Optimization of the gamma probe-guided parathyroidectomy


Bozkurt M., Ugur O. , Hamaloglu E. , Sayek I., Gulec S.

AMERICAN SURGEON, vol.69, no.8, pp.720-725, 2003 (Journal Indexed in SCI) identifier

  • Publication Type: Article / Article
  • Volume: 69 Issue: 8
  • Publication Date: 2003
  • Title of Journal : AMERICAN SURGEON
  • Page Numbers: pp.720-725

Abstract

The objective of this study was to determine the patient-specific optimal time to surgery preoperatively to improve operative success in gamma probe-guided parathyroid localization. Fifteen patients with hyperparathyroidism underwent a double-phase Tc99m-MIBI (15-20 mCi) parathyroid scintigraphy to study the Tc99m-MIBI clearance kinetics from parathyroid and thyroid glands and to determine the time point at which the optimal target-to-background ratio was achieved. Optimal time to surgery was determined on the basis of the time at which the target-to-background ratio was maximal. On the day of surgery the patients received the same dose of Tc99m-MIBI and were taken to the operating room at the time of optimal target-to-background ratio. A four-gland exploration was performed with identification and excision of hot lesions using a gamma probe. Ex vivo lesion-to-background ratios were determined. Histopathologic confirmation of a successful parathyroidectomy was obtained intraoperatively by frozen section. The total operative time and the time to localize and excise the parathyroid glands were recorded. The mean surgery time was compared with that of previous parathyroidectomies performed by the same surgical team without use of preoperative scintigraphy and intraoperative gamma probe. Scintigraphy correctly localized parathyroid pathology in 12 of 15 (80%) patients. Intraoperative gamma probe was successful in 15 of 15 (100%).
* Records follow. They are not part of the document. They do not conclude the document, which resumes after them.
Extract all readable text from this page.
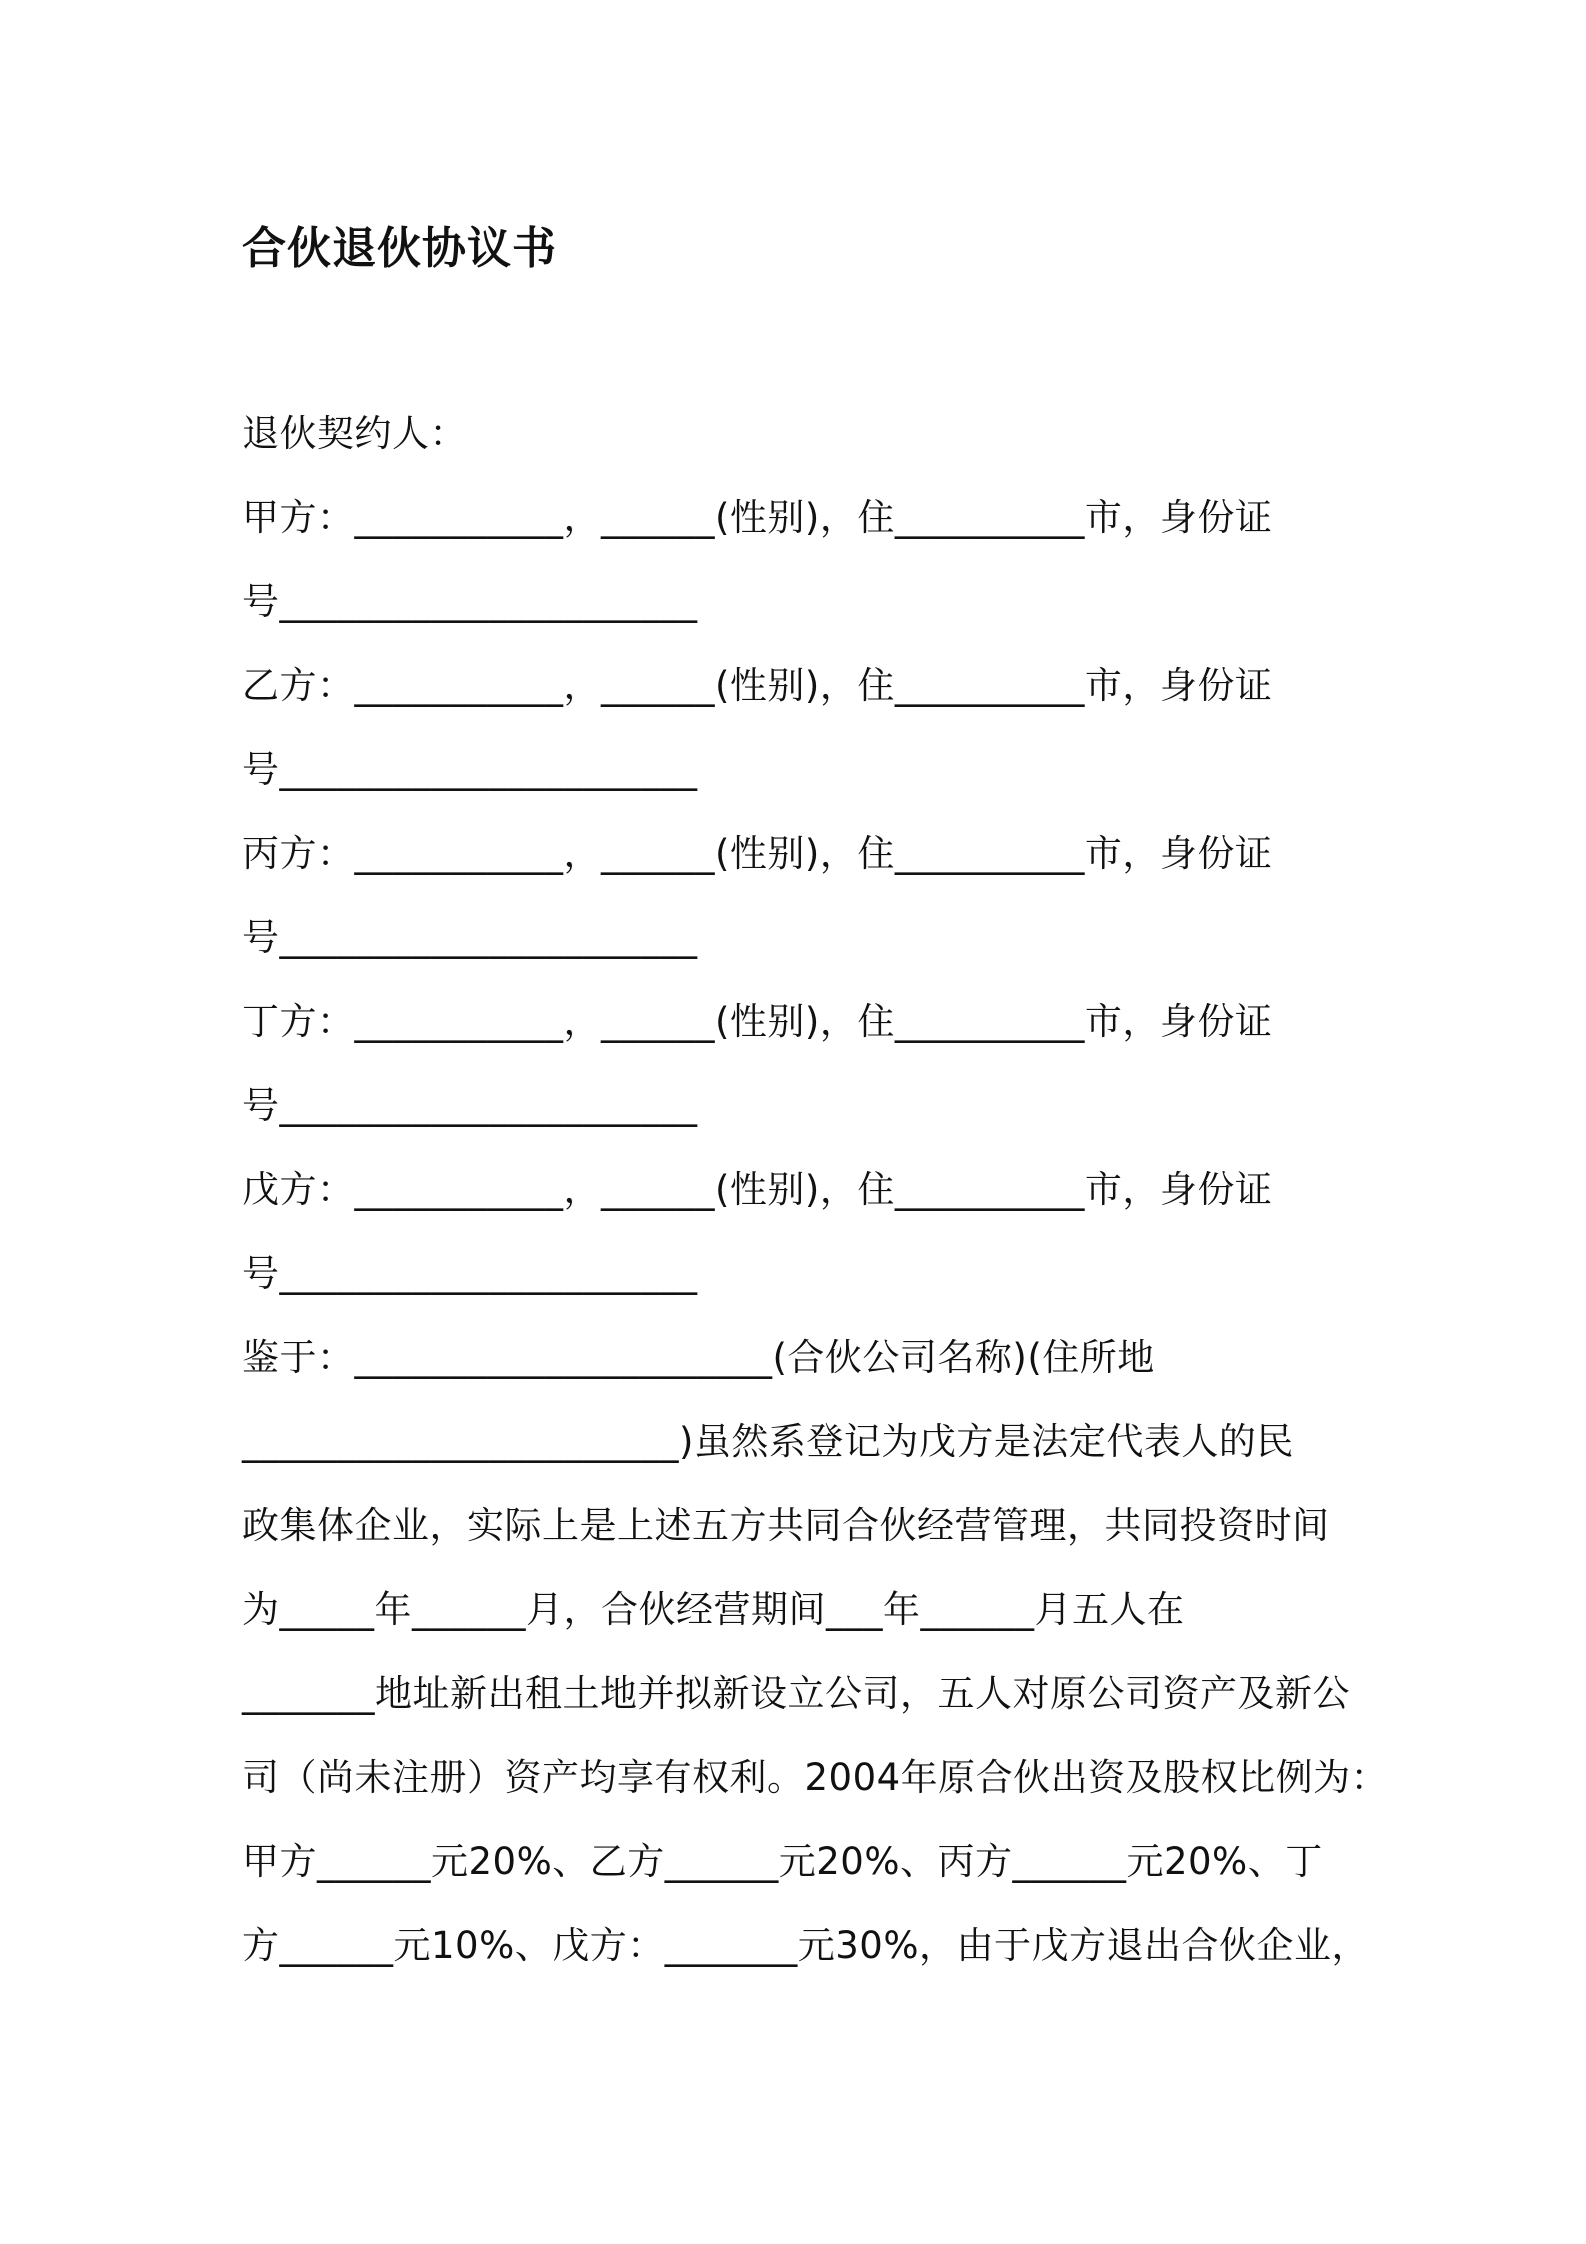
合伙退伙协议书
退伙契约人：
甲方：___________，______(性别)，住__________市，身份证
号______________________
乙方：___________，______(性别)，住__________市，身份证
号______________________
丙方：___________，______(性别)，住__________市，身份证
号______________________
丁方：___________，______(性别)，住__________市，身份证
号______________________
戊方：___________，______(性别)，住__________市，身份证
号______________________
鉴于：______________________(合伙公司名称)(住所地
_______________________)虽然系登记为戊方是法定代表人的民
政集体企业，实际上是上述五方共同合伙经营管理，共同投资时间
为_____年______月，合伙经营期间___年______月五人在
_______地址新出租土地并拟新设立公司，五人对原公司资产及新公
司（尚未注册）资产均享有权利。2004年原合伙出资及股权比例为：
甲方______元20%、乙方______元20%、丙方______元20%、丁
方______元10%、戊方：_______元30%，由于戊方退出合伙企业，
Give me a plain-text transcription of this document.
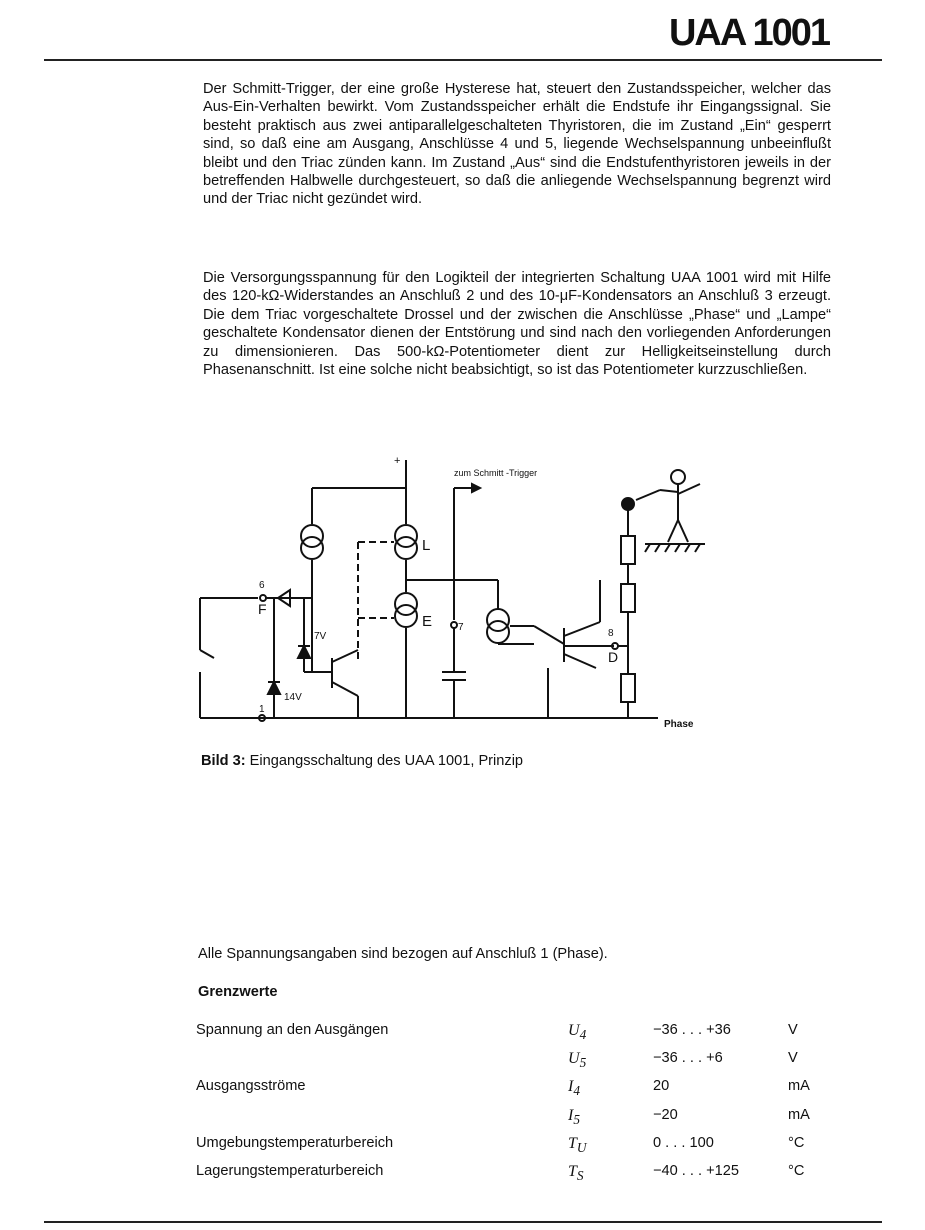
UAA 1001
Der Schmitt-Trigger, der eine große Hysterese hat, steuert den Zustandsspeicher, welcher das Aus-Ein-Verhalten bewirkt. Vom Zustandsspeicher erhält die Endstufe ihr Eingangssignal. Sie besteht praktisch aus zwei antiparallelgeschalteten Thyristoren, die im Zustand „Ein“ gesperrt sind, so daß eine am Ausgang, Anschlüsse 4 und 5, liegende Wechselspannung unbeeinflußt bleibt und den Triac zünden kann. Im Zustand „Aus“ sind die Endstufenthyristoren jeweils in der betreffenden Halbwelle durchgesteuert, so daß die anliegende Wechselspannung begrenzt wird und der Triac nicht gezündet wird.
Die Versorgungsspannung für den Logikteil der integrierten Schaltung UAA 1001 wird mit Hilfe des 120-kΩ-Widerstandes an Anschluß 2 und des 10-μF-Kondensators an Anschluß 3 erzeugt. Die dem Triac vorgeschaltete Drossel und der zwischen die Anschlüsse „Phase“ und „Lampe“ geschaltete Kondensator dienen der Entstörung und sind nach den vorliegenden Anforderungen zu dimensionieren. Das 500-kΩ-Potentiometer dient zur Helligkeitseinstellung durch Phasenanschnitt. Ist eine solche nicht beabsichtigt, so ist das Potentiometer kurzzuschließen.
+
zum Schmitt -Trigger
6
F
1
7V
14V
L
E	7
8
D
Phase
Bild 3: Eingangsschaltung des UAA 1001, Prinzip
Alle Spannungsangaben sind bezogen auf Anschluß 1 (Phase).
Grenzwerte
Spannung an den Ausgängen	$U_4$	−36 . . . +36	V
$U_5$	−36 . . . +6	V
Ausgangsströme	$I_4$	20	mA
$I_5$	−20	mA
Umgebungstemperaturbereich	$T_U$	0 . . . 100	°C
Lagerungstemperaturbereich	$T_S$	−40 . . . +125	°C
The optimal time to surgery was found to be different for each patient, and the mean time was calculated as 136 43 minutes. Mean surgery time for the excision of parathyroid gland was 91 46 minutes, which was significantly shorter than previous four-gland exploration without use of scintigraphy and gamma probe (160 61 minutes; t = 3.021, P = 0.007). The mean ex vivo lesion-to-background gamma probe count ratio of abnormal parathyroid glands (77.35) was found to be significantly higher than that of all other lesions with abnormal Tc99m-MIBI uptake (5.05) (U = 10.5, P < 0.0001). Optimal target-to-background ratio is essential for the success of gamma probe-guided parathyroidectomy. This ratio was highly variable among the patients in this study. Individualization of the best surgical exploration time after Tc99m-MIBI injection will improve the surgical success of this operation.